1. We introduce local extremum patterns, including maximum and minimum patterns, to represent local neighborhood intensity changes. Compared with traditional magnitude components, they have lower dimensionality and keep complete rotation invariance.

2. We develop a compact encoding scheme to jointly encode local maximum, minimum and center patterns into a three-bit binary code, named MMC pattern. No matter how many neighborhood points are sampled, its feature dimensionality always stays the same.
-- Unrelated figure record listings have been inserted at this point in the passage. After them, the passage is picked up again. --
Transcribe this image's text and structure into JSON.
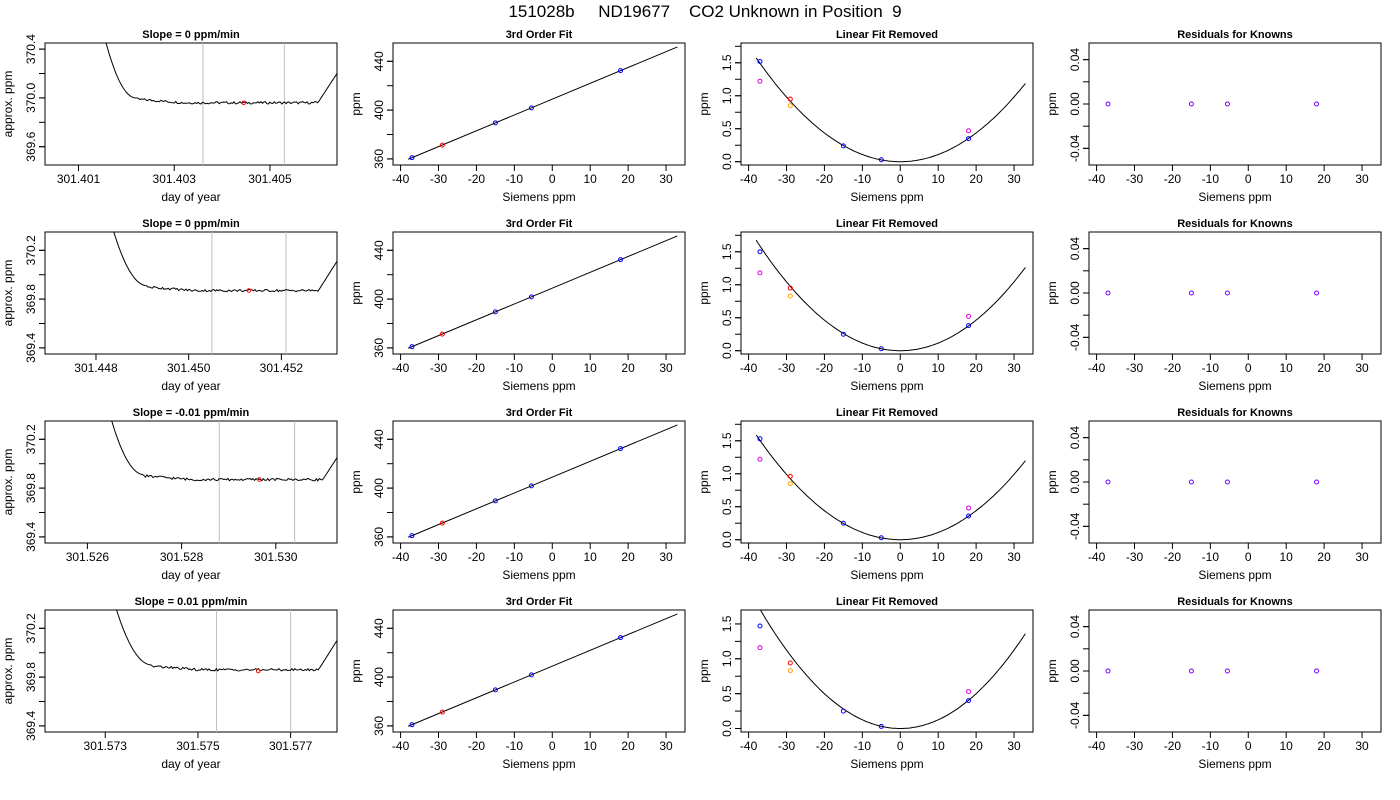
{
  "page_title": "151028b     ND19677    CO2 Unknown in Position  9",
  "chart_data": [
    {
      "type": "line",
      "panel": "time-trace",
      "title": "Slope =  0  ppm/min",
      "xlabel": "day of year",
      "ylabel": "approx. ppm",
      "xlim": [
        301.4003,
        301.4064
      ],
      "ylim": [
        369.45,
        370.45
      ],
      "xticks": [
        "301.401",
        "301.403",
        "301.405"
      ],
      "yticks": [
        "369.6",
        "370.0",
        "370.4"
      ],
      "window": [
        301.4036,
        301.4053
      ],
      "mean_point": [
        301.40445,
        369.96
      ],
      "plateau": 369.96,
      "rise_end": 301.4022,
      "fall_start": 301.406
    },
    {
      "type": "line",
      "panel": "cal-fit",
      "title": "3rd Order Fit",
      "xlabel": "Siemens ppm",
      "ylabel": "ppm",
      "xlim": [
        -42,
        35
      ],
      "ylim": [
        355,
        455
      ],
      "xticks": [
        "-40",
        "-30",
        "-20",
        "-10",
        "0",
        "10",
        "20",
        "30"
      ],
      "yticks": [
        "360",
        "400",
        "440"
      ],
      "line": [
        [
          -38,
          359.7
        ],
        [
          33,
          451.8
        ]
      ],
      "points": [
        {
          "x": -37,
          "y": 361.0,
          "color": "blue"
        },
        {
          "x": -29,
          "y": 371.3,
          "color": "red"
        },
        {
          "x": -15,
          "y": 389.5,
          "color": "blue"
        },
        {
          "x": -5.5,
          "y": 401.8,
          "color": "blue"
        },
        {
          "x": 18,
          "y": 432.4,
          "color": "blue"
        }
      ]
    },
    {
      "type": "scatter",
      "panel": "linear-removed",
      "title": "Linear Fit Removed",
      "xlabel": "Siemens ppm",
      "ylabel": "ppm",
      "xlim": [
        -42,
        35
      ],
      "ylim": [
        -0.05,
        1.8
      ],
      "xticks": [
        "-40",
        "-30",
        "-20",
        "-10",
        "0",
        "10",
        "20",
        "30"
      ],
      "yticks": [
        "0.0",
        "0.5",
        "1.0",
        "1.5"
      ],
      "curve_a": 0.00109,
      "points": [
        {
          "x": -37,
          "y": 1.52,
          "color": "blue"
        },
        {
          "x": -37,
          "y": 1.22,
          "color": "magenta"
        },
        {
          "x": -29,
          "y": 0.95,
          "color": "red"
        },
        {
          "x": -29,
          "y": 0.85,
          "color": "orange"
        },
        {
          "x": -15,
          "y": 0.24,
          "color": "blue"
        },
        {
          "x": -5,
          "y": 0.03,
          "color": "blue"
        },
        {
          "x": 18,
          "y": 0.35,
          "color": "blue"
        },
        {
          "x": 18,
          "y": 0.47,
          "color": "magenta"
        }
      ]
    },
    {
      "type": "scatter",
      "panel": "residuals",
      "title": "Residuals for Knowns",
      "xlabel": "Siemens ppm",
      "ylabel": "ppm",
      "xlim": [
        -42,
        35
      ],
      "ylim": [
        -0.055,
        0.055
      ],
      "xticks": [
        "-40",
        "-30",
        "-20",
        "-10",
        "0",
        "10",
        "20",
        "30"
      ],
      "yticks": [
        "-0.04",
        "0.00",
        "0.04"
      ],
      "points": [
        {
          "x": -37,
          "y": 0
        },
        {
          "x": -15,
          "y": 0
        },
        {
          "x": -5.5,
          "y": 0
        },
        {
          "x": 18,
          "y": 0
        }
      ]
    },
    {
      "type": "line",
      "panel": "time-trace",
      "title": "Slope =  0  ppm/min",
      "xlabel": "day of year",
      "ylabel": "approx. ppm",
      "xlim": [
        301.4469,
        301.4532
      ],
      "ylim": [
        369.35,
        370.35
      ],
      "xticks": [
        "301.448",
        "301.450",
        "301.452"
      ],
      "yticks": [
        "369.4",
        "369.8",
        "370.2"
      ],
      "window": [
        301.4505,
        301.4521
      ],
      "mean_point": [
        301.4513,
        369.87
      ],
      "plateau": 369.87,
      "rise_end": 301.4491,
      "fall_start": 301.4528
    },
    {
      "type": "line",
      "panel": "cal-fit",
      "title": "3rd Order Fit",
      "xlabel": "Siemens ppm",
      "ylabel": "ppm",
      "xlim": [
        -42,
        35
      ],
      "ylim": [
        355,
        455
      ],
      "xticks": [
        "-40",
        "-30",
        "-20",
        "-10",
        "0",
        "10",
        "20",
        "30"
      ],
      "yticks": [
        "360",
        "400",
        "440"
      ],
      "line": [
        [
          -38,
          359.7
        ],
        [
          33,
          451.8
        ]
      ],
      "points": [
        {
          "x": -37,
          "y": 361.0,
          "color": "blue"
        },
        {
          "x": -29,
          "y": 371.3,
          "color": "red"
        },
        {
          "x": -15,
          "y": 389.5,
          "color": "blue"
        },
        {
          "x": -5.5,
          "y": 401.8,
          "color": "blue"
        },
        {
          "x": 18,
          "y": 432.4,
          "color": "blue"
        }
      ]
    },
    {
      "type": "scatter",
      "panel": "linear-removed",
      "title": "Linear Fit Removed",
      "xlabel": "Siemens ppm",
      "ylabel": "ppm",
      "xlim": [
        -42,
        35
      ],
      "ylim": [
        -0.05,
        1.8
      ],
      "xticks": [
        "-40",
        "-30",
        "-20",
        "-10",
        "0",
        "10",
        "20",
        "30"
      ],
      "yticks": [
        "0.0",
        "0.5",
        "1.0",
        "1.5"
      ],
      "curve_a": 0.00116,
      "points": [
        {
          "x": -37,
          "y": 1.5,
          "color": "blue"
        },
        {
          "x": -37,
          "y": 1.18,
          "color": "magenta"
        },
        {
          "x": -29,
          "y": 0.95,
          "color": "red"
        },
        {
          "x": -29,
          "y": 0.83,
          "color": "orange"
        },
        {
          "x": -15,
          "y": 0.25,
          "color": "blue"
        },
        {
          "x": -5,
          "y": 0.03,
          "color": "blue"
        },
        {
          "x": 18,
          "y": 0.38,
          "color": "blue"
        },
        {
          "x": 18,
          "y": 0.52,
          "color": "magenta"
        }
      ]
    },
    {
      "type": "scatter",
      "panel": "residuals",
      "title": "Residuals for Knowns",
      "xlabel": "Siemens ppm",
      "ylabel": "ppm",
      "xlim": [
        -42,
        35
      ],
      "ylim": [
        -0.055,
        0.055
      ],
      "xticks": [
        "-40",
        "-30",
        "-20",
        "-10",
        "0",
        "10",
        "20",
        "30"
      ],
      "yticks": [
        "-0.04",
        "0.00",
        "0.04"
      ],
      "points": [
        {
          "x": -37,
          "y": 0
        },
        {
          "x": -15,
          "y": 0
        },
        {
          "x": -5.5,
          "y": 0
        },
        {
          "x": 18,
          "y": 0
        }
      ]
    },
    {
      "type": "line",
      "panel": "time-trace",
      "title": "Slope =  -0.01  ppm/min",
      "xlabel": "day of year",
      "ylabel": "approx. ppm",
      "xlim": [
        301.5251,
        301.5313
      ],
      "ylim": [
        369.35,
        370.35
      ],
      "xticks": [
        "301.526",
        "301.528",
        "301.530"
      ],
      "yticks": [
        "369.4",
        "369.8",
        "370.2"
      ],
      "window": [
        301.5288,
        301.5304
      ],
      "mean_point": [
        301.52965,
        369.87
      ],
      "plateau": 369.87,
      "rise_end": 301.5272,
      "fall_start": 301.531
    },
    {
      "type": "line",
      "panel": "cal-fit",
      "title": "3rd Order Fit",
      "xlabel": "Siemens ppm",
      "ylabel": "ppm",
      "xlim": [
        -42,
        35
      ],
      "ylim": [
        355,
        455
      ],
      "xticks": [
        "-40",
        "-30",
        "-20",
        "-10",
        "0",
        "10",
        "20",
        "30"
      ],
      "yticks": [
        "360",
        "400",
        "440"
      ],
      "line": [
        [
          -38,
          359.7
        ],
        [
          33,
          451.8
        ]
      ],
      "points": [
        {
          "x": -37,
          "y": 361.0,
          "color": "blue"
        },
        {
          "x": -29,
          "y": 371.3,
          "color": "red"
        },
        {
          "x": -15,
          "y": 389.5,
          "color": "blue"
        },
        {
          "x": -5.5,
          "y": 401.8,
          "color": "blue"
        },
        {
          "x": 18,
          "y": 432.4,
          "color": "blue"
        }
      ]
    },
    {
      "type": "scatter",
      "panel": "linear-removed",
      "title": "Linear Fit Removed",
      "xlabel": "Siemens ppm",
      "ylabel": "ppm",
      "xlim": [
        -42,
        35
      ],
      "ylim": [
        -0.05,
        1.8
      ],
      "xticks": [
        "-40",
        "-30",
        "-20",
        "-10",
        "0",
        "10",
        "20",
        "30"
      ],
      "yticks": [
        "0.0",
        "0.5",
        "1.0",
        "1.5"
      ],
      "curve_a": 0.0011,
      "points": [
        {
          "x": -37,
          "y": 1.53,
          "color": "blue"
        },
        {
          "x": -37,
          "y": 1.22,
          "color": "magenta"
        },
        {
          "x": -29,
          "y": 0.96,
          "color": "red"
        },
        {
          "x": -29,
          "y": 0.85,
          "color": "orange"
        },
        {
          "x": -15,
          "y": 0.25,
          "color": "blue"
        },
        {
          "x": -5,
          "y": 0.03,
          "color": "blue"
        },
        {
          "x": 18,
          "y": 0.36,
          "color": "blue"
        },
        {
          "x": 18,
          "y": 0.48,
          "color": "magenta"
        }
      ]
    },
    {
      "type": "scatter",
      "panel": "residuals",
      "title": "Residuals for Knowns",
      "xlabel": "Siemens ppm",
      "ylabel": "ppm",
      "xlim": [
        -42,
        35
      ],
      "ylim": [
        -0.055,
        0.055
      ],
      "xticks": [
        "-40",
        "-30",
        "-20",
        "-10",
        "0",
        "10",
        "20",
        "30"
      ],
      "yticks": [
        "-0.04",
        "0.00",
        "0.04"
      ],
      "points": [
        {
          "x": -37,
          "y": 0
        },
        {
          "x": -15,
          "y": 0
        },
        {
          "x": -5.5,
          "y": 0
        },
        {
          "x": 18,
          "y": 0
        }
      ]
    },
    {
      "type": "line",
      "panel": "time-trace",
      "title": "Slope =  0.01  ppm/min",
      "xlabel": "day of year",
      "ylabel": "approx. ppm",
      "xlim": [
        301.5717,
        301.578
      ],
      "ylim": [
        369.35,
        370.35
      ],
      "xticks": [
        "301.573",
        "301.575",
        "301.577"
      ],
      "yticks": [
        "369.4",
        "369.8",
        "370.2"
      ],
      "window": [
        301.5754,
        301.577
      ],
      "mean_point": [
        301.5763,
        369.85
      ],
      "plateau": 369.86,
      "rise_end": 301.574,
      "fall_start": 301.5776
    },
    {
      "type": "line",
      "panel": "cal-fit",
      "title": "3rd Order Fit",
      "xlabel": "Siemens ppm",
      "ylabel": "ppm",
      "xlim": [
        -42,
        35
      ],
      "ylim": [
        355,
        455
      ],
      "xticks": [
        "-40",
        "-30",
        "-20",
        "-10",
        "0",
        "10",
        "20",
        "30"
      ],
      "yticks": [
        "360",
        "400",
        "440"
      ],
      "line": [
        [
          -38,
          359.7
        ],
        [
          33,
          451.8
        ]
      ],
      "points": [
        {
          "x": -37,
          "y": 361.0,
          "color": "blue"
        },
        {
          "x": -29,
          "y": 371.3,
          "color": "red"
        },
        {
          "x": -15,
          "y": 389.5,
          "color": "blue"
        },
        {
          "x": -5.5,
          "y": 401.8,
          "color": "blue"
        },
        {
          "x": 18,
          "y": 432.4,
          "color": "blue"
        }
      ]
    },
    {
      "type": "scatter",
      "panel": "linear-removed",
      "title": "Linear Fit Removed",
      "xlabel": "Siemens ppm",
      "ylabel": "ppm",
      "xlim": [
        -42,
        35
      ],
      "ylim": [
        -0.05,
        1.7
      ],
      "xticks": [
        "-40",
        "-30",
        "-20",
        "-10",
        "0",
        "10",
        "20",
        "30"
      ],
      "yticks": [
        "0.0",
        "0.5",
        "1.0",
        "1.5"
      ],
      "curve_a": 0.00125,
      "points": [
        {
          "x": -37,
          "y": 1.47,
          "color": "blue"
        },
        {
          "x": -37,
          "y": 1.16,
          "color": "magenta"
        },
        {
          "x": -29,
          "y": 0.94,
          "color": "red"
        },
        {
          "x": -29,
          "y": 0.83,
          "color": "orange"
        },
        {
          "x": -15,
          "y": 0.25,
          "color": "blue"
        },
        {
          "x": -5,
          "y": 0.03,
          "color": "blue"
        },
        {
          "x": 18,
          "y": 0.4,
          "color": "blue"
        },
        {
          "x": 18,
          "y": 0.53,
          "color": "magenta"
        }
      ]
    },
    {
      "type": "scatter",
      "panel": "residuals",
      "title": "Residuals for Knowns",
      "xlabel": "Siemens ppm",
      "ylabel": "ppm",
      "xlim": [
        -42,
        35
      ],
      "ylim": [
        -0.055,
        0.055
      ],
      "xticks": [
        "-40",
        "-30",
        "-20",
        "-10",
        "0",
        "10",
        "20",
        "30"
      ],
      "yticks": [
        "-0.04",
        "0.00",
        "0.04"
      ],
      "points": [
        {
          "x": -37,
          "y": 0
        },
        {
          "x": -15,
          "y": 0
        },
        {
          "x": -5.5,
          "y": 0
        },
        {
          "x": 18,
          "y": 0
        }
      ]
    }
  ],
  "colors": {
    "blue": "#0000ff",
    "red": "#ff0000",
    "magenta": "#dd00dd",
    "orange": "#ffa500",
    "line": "#000000",
    "window": "#bebebe",
    "residual": "#7700ff"
  }
}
3. We propose a compact multi-pattern encoding descriptor by combining the traditional local sign pattern and MMC pattern to provide a highly complete texture representation.

4. Extensive Experiments on three popular texture databases validate that the compact multi-pattern encoding descriptor achieves the state-of-the-art classification performance.

The rest of the paper is organized as follows. In section 2, we briefly review the traditional LBP. Section 3, we present a compact multi-pattern encoding descriptor. Section 4 discusses the experimental results. Section 5 is the discussion. Finally, we conclude the paper in Section 6.